I often treat my life like a series of summits to be conquered. I pack my schedules, set my internal “train mode” to high, and steam ahead toward the next milestone, convinced that the finish line is where the meaning lives.
and what happens when the mountain doesn’t care about my schedule?
Last week, my sister and I hiked Jabal Moussa, a Unesco Biosphere Reserve in Lebanon that feels less like a trail and more like a portal into another time. We went in with no water, no plan, and a lot of “doing” energy. What followed was excitement followed by desolation, a humbling encounter with a 70-year veteran of the slopes, and a realization that my greatest strength — my drive — was also the thing keeping me from the “dance.”
As we navigated the dense Iron Oak forests and ancient Roman stairs, the path only revealed itself step-by-step. I started in my typical “doing” mode—adamant and hyper-focused. My sister kept calling me out on it; she says I go into my “train mode.” I was a locomotive, head down, steaming toward a destination I couldn’t even see yet.
In that mode of operation, I feel almost blind, deaf, unconscious. I’m so much in the doing that it hurts me to even stop to think. Only later I come to realize it and usually feel sad about how often I am just “doing” my life instead of actually living it.
The Oracle and the Mirror
In the middle of my frantic pace, we met an oracle. A shepherd, trailing a sea of 300 goats, who had been walking these same slopes for 70 years. Can you imagine? Seven decades of the same rhythm.
As we spoke to him, I felt a wave of “stupidity.” I was standing there, checked-out and obsessing over the finish line. He was just there. I was trying to conquer the trail; he was inhabiting it. My “doing” felt shallow and hurried compared to his “being.”
That intensity is useful in short bursts, but as I’ve learned from countless burnouts, it is not sustainable. This time, it led to a dangerous overconfidence. We got lost because I was too busy “succeeding” and my sister was too busy trying to catch up.
The Choice at the Crossroads
We eventually traced our steps back to a fork in the trail. Two choices arose: turn back the way we came—safe, predictable, and shorter—or continue onto the “new” trail into the unknown. My instinct was to retreat to the known. But my sister had a different view. She wanted the adventure; she wanted to see the trail we hadn’t crossed yet.
This is where the journey shifted from a hike into a dance.
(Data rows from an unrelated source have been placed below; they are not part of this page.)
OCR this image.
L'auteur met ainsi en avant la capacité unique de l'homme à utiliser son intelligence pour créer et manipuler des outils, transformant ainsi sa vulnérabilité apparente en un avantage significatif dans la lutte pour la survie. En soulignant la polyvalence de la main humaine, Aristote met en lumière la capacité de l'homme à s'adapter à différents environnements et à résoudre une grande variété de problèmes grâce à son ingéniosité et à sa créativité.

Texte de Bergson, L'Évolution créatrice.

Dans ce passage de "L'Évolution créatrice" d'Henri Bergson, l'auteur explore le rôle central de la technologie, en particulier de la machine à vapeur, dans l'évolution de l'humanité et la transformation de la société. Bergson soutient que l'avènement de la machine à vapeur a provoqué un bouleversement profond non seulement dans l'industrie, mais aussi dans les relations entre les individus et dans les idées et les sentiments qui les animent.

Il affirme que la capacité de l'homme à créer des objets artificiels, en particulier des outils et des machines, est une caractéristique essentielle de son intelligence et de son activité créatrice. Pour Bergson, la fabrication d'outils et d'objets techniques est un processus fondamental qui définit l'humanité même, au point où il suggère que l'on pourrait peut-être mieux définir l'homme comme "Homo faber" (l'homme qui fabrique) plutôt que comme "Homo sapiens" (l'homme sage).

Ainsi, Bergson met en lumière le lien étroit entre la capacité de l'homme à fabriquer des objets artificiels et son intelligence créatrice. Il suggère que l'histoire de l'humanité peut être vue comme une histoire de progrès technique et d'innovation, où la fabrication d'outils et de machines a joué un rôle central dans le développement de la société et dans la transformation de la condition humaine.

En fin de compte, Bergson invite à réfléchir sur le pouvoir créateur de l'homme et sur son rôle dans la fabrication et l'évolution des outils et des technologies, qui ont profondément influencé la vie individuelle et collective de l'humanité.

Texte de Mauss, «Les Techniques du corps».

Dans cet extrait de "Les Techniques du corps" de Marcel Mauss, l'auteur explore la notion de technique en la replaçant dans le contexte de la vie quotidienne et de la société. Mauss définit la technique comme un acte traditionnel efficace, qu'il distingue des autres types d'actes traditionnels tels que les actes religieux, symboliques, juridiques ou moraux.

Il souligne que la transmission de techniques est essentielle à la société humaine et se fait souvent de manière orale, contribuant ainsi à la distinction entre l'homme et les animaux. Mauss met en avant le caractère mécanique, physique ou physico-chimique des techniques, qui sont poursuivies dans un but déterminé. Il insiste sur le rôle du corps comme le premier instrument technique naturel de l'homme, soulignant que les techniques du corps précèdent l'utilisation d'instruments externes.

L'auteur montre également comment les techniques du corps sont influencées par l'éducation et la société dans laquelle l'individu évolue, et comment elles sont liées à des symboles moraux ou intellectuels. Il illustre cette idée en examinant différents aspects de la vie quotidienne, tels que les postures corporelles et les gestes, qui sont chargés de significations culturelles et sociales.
I was mentally depleted from pathfinding. I realized that if we took the new route, I needed to follow. In that moment, we discovered a strange alchemy: the very thing that was draining me was exactly what energized her. The responsibility of leading—scanning for markers and “breaking” the trail—had exhausted my mental reserves. But the moment I stepped back and let her take over, she came alive. My “burden” became her “purpose.”
The Dead Zone
When one of us was “asleep” or dependent, the other woke up. We weren’t two individuals competing for the summit; we were a single unit, alternating who carried the “mental drain” of the path. But even with the dance, the mountain eventually demanded its toll.
I hit the 75% threshold—the “Dead Zone.” This is where the initial excitement has evaporated, the finish line is a ghost, and the body begins to rebel. I began to crumble. I was exhausted, thirsty, and impatient.
Because Jabal Moussa is a pristine wilderness, there are no safety nets. My lack of planning became a mirror for my character. I found a few snacks in my pocket I’d forgotten I had, and for a split second, I became a survivalist. I thought about eating them in secret—after all, she didn’t know they existed. I was angry at the thirst and the heat, and my ego wanted to protect itself first.
The Cure for Bitterness
But then, my sister broke. She began to cry—a mix of hunger, exhaustion, and the sheer weight of the trail. Her vulnerability “woke me up” from my selfish spiral.
I reached into my pocket and gave her the snacks—all of them. In that moment, giving was the only thing that could save me. Giving her that last bit of fuel was the cure for my own bitterness. It is impossible to be resentful and compassionate at the same time.
Once I passed that 75% point of wanting to give up, something shifted. The “second wind” isn’t a myth; it’s what happens when you finally stop “doing” the mountain and start “being” on it. The energy returned because I had stopped fighting with my partner, stopped fighting myself, and finally surrendered to the climb.
Like the shepherd, I realized that the point isn’t to get off the mountain. The point is to learn how to dance with it.
Looking back at these photos, I realized how harsh I was being on myself in the moment. I called my focus ‘train mode’ as if it were a flaw. I felt ‘stupid’ next to the shepherd’s 70 years of peace. But the mountain isn’t there to judge us; it’s there to hold a mirror up to us.
My ‘doing’ isn’t a mistake—it’s my energy. The lesson wasn’t to kill the locomotive inside me, but to learn when to let someone else take the controls so I can finally look out the window and see the view.